Michael Porters Product Portfolio Management matrix divides products, services (or divisions - if you wish) into four categories. Those generating cash (Cash Cows), those that will produce cash once they are established (Rising Stars)(but are currently consumers of cash whilst getting established), those which could become Rising Stars or Cash Cows but require management input, expertise or other resources in order to become so (Problem Children), and Dogs which are consumers of cash and for which no profitable future can be seen. Dogs can be other peoples Cash Cows and so could be sold off, producing cash. However, the important thing is that having recognised a Dog, a decision must be made before it consumes any more cash (unfortunately old dogs are often a favourite pet).

The objective of product portfolio management is to achieve a balanced portfolio of products so the company has Cash Cows now and in the future.

Ansoffs’ Product - Market growth matrix is used where a company has to decide how to increase sales. The safest option is to adopt a market penetration strategy of gaining more usage from existing customers and gaining customers from competitors.
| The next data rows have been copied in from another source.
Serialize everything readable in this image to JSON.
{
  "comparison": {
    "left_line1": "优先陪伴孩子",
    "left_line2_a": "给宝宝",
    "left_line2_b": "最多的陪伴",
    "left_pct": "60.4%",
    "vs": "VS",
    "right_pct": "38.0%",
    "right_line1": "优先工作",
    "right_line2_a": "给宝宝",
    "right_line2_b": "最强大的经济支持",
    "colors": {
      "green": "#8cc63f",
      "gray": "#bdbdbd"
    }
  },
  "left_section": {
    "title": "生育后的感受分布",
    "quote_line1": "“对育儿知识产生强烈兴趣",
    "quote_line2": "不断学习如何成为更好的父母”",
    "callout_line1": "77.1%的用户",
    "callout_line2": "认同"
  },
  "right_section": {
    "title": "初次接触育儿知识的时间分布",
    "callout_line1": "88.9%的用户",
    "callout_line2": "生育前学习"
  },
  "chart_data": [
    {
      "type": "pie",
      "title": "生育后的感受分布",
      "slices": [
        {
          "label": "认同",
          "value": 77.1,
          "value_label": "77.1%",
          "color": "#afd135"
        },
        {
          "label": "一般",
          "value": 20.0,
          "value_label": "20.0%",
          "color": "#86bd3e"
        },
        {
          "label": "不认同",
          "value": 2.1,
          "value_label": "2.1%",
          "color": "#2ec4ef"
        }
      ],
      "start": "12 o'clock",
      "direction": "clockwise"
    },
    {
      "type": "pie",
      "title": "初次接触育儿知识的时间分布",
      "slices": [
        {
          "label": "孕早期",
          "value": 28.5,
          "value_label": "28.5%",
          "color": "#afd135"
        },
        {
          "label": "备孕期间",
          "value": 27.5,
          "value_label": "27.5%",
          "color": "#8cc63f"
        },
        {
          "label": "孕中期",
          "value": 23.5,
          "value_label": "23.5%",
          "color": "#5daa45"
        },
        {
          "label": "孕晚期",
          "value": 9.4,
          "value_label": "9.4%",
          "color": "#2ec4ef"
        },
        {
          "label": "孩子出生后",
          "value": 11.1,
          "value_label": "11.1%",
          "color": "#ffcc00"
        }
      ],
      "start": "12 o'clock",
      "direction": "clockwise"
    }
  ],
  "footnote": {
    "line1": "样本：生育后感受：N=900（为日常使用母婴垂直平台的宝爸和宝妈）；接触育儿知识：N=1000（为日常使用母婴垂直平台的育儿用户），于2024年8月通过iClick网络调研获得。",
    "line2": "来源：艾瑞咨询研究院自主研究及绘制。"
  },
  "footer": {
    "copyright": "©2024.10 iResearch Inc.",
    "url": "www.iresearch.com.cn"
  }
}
A slightly higher risk may to adopt a market development strategy of gaining new channels and geographic areas. Of higher risk is a product development strategy of producing new products, or different versions or quality levels of existing products, but still selling them to existing markets. The highest risk is a diversification strategy where new products are developed for new markets. If this is to radical - the risks will be much the same as starting a new company.

To summarise a model in a paragraph is an insult to the authors, but I hope this brief description of popular models inspires you to pick up that marketing book and read it with a new perspective. You do not have to use a model in exactly the way the book says - you can use it in any way you like, provided it helps give a clearer view of what is happening in your business.